新国立競技場の建設計画について、安倍首相が白紙撤回を表明した。
このタイミングでの表明について、政治的思惑もあるのではないかという指摘も、少なくない。
ある政府関係者は、建設費の高騰の問題は、長引くほど、どんどん批判が強まると述べていた。安全保障問題で内閣の支持率が下がる中、安倍首相は、週内の決断、そして白紙撤回するという強い言葉が必要と、首相自ら判断したものといえそう。
安倍首相は、16日夜も、オリンピック組織委員会会長の森元首相と与党議員も交えて会談するなど、17日、森元首相の了解を取りつけるにあたり、事前の接触を進めていた。

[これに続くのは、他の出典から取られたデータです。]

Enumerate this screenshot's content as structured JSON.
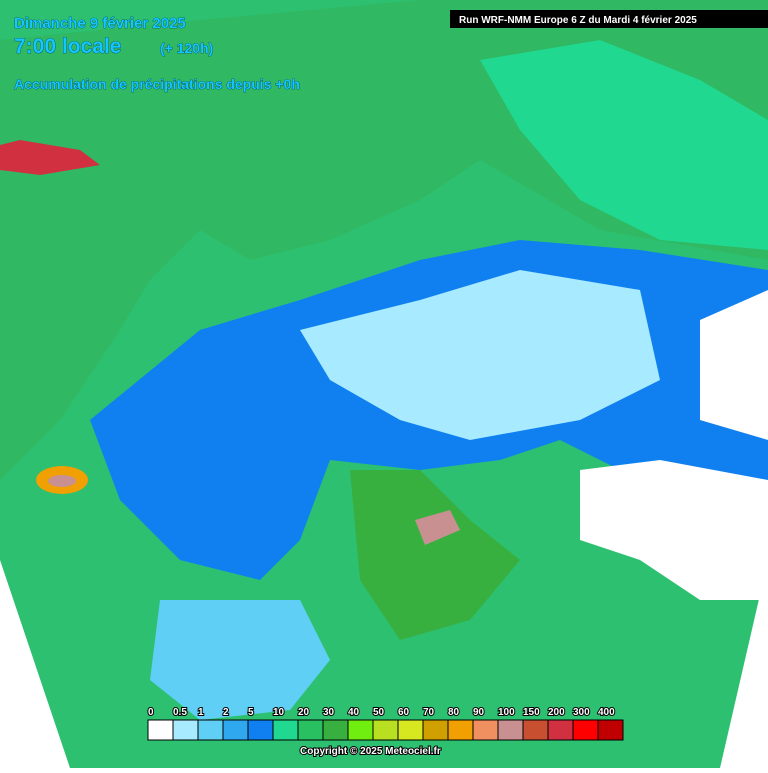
{
  "header": {
    "date": "Dimanche 9 février 2025",
    "time": "7:00 locale",
    "lead": "(+ 120h)",
    "subtitle": "Accumulation de précipitations depuis +0h",
    "run": "Run WRF-NMM Europe 6 Z du Mardi 4 février 2025"
  },
  "legend": {
    "labels": [
      "0",
      "0.5",
      "1",
      "2",
      "5",
      "10",
      "20",
      "30",
      "40",
      "50",
      "60",
      "70",
      "80",
      "90",
      "100",
      "150",
      "200",
      "300",
      "400"
    ],
    "colors": [
      "#ffffff",
      "#a8eaff",
      "#60cff5",
      "#30a8f0",
      "#1080f0",
      "#20d890",
      "#28c060",
      "#38b040",
      "#70ee10",
      "#b8e020",
      "#d8e820",
      "#d0a000",
      "#f0a000",
      "#f09060",
      "#c89090",
      "#c85030",
      "#d03040",
      "#ff0000",
      "#c00000"
    ]
  },
  "footer": {
    "copyright": "Copyright © 2025 Meteociel.fr"
  }
}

森元首相は「(どんな話をしたのか?)そういう話を、皆さんにする資格はない」と話した。森元首相は、組織委員長として、政財界、またスポーツ界まで幅広い人脈を持っていて、安倍首相としては、競技場計画の撤回にあたっては、森氏の了解を取ることが不可欠と判断した。
また、ある別の政府関係者によると、建設費の高騰をめぐる責任問題は、責任者が不在の構図になっていると指摘した。
今回、安倍首相が自らの判断と責任で、見直しを決定して発表するというスタイルの形が取られた。
そして、もう1つ大事なポイントは、「白紙ゼロベース」というもの。
首相周辺は、今週前半の段階では、計画の見直しというのは腹は固めていたものの、設計事務所との折衝がうまくできていなかったこともあり、「白紙」と表現するには、最後、この数日での、首相の決断だった。
新たなコンペを今後、行ったとしても、オリンピックに間に合うという確約を取ったことで、最終的に首相が言葉を選んで、今回の決断をしたというもの。
東京都の舛添要一知事は17日の記者会見で、2020年東京五輪・パラリンピックの主会場となる新国立競技場の建設計画見直しについて「決める前にできなかったのか。あまり楽しい気分ではない。こんな朝令暮改をやるなと言いたい」と述べ、国の対応を批判した。
都はこれまで競技場建設費のうち500億円程度の負担を国から求められていたが、知事は「(計画を)白紙からやり直すなら、われわれも(負担の検討を)ゼロからやり直すしかない」と語った。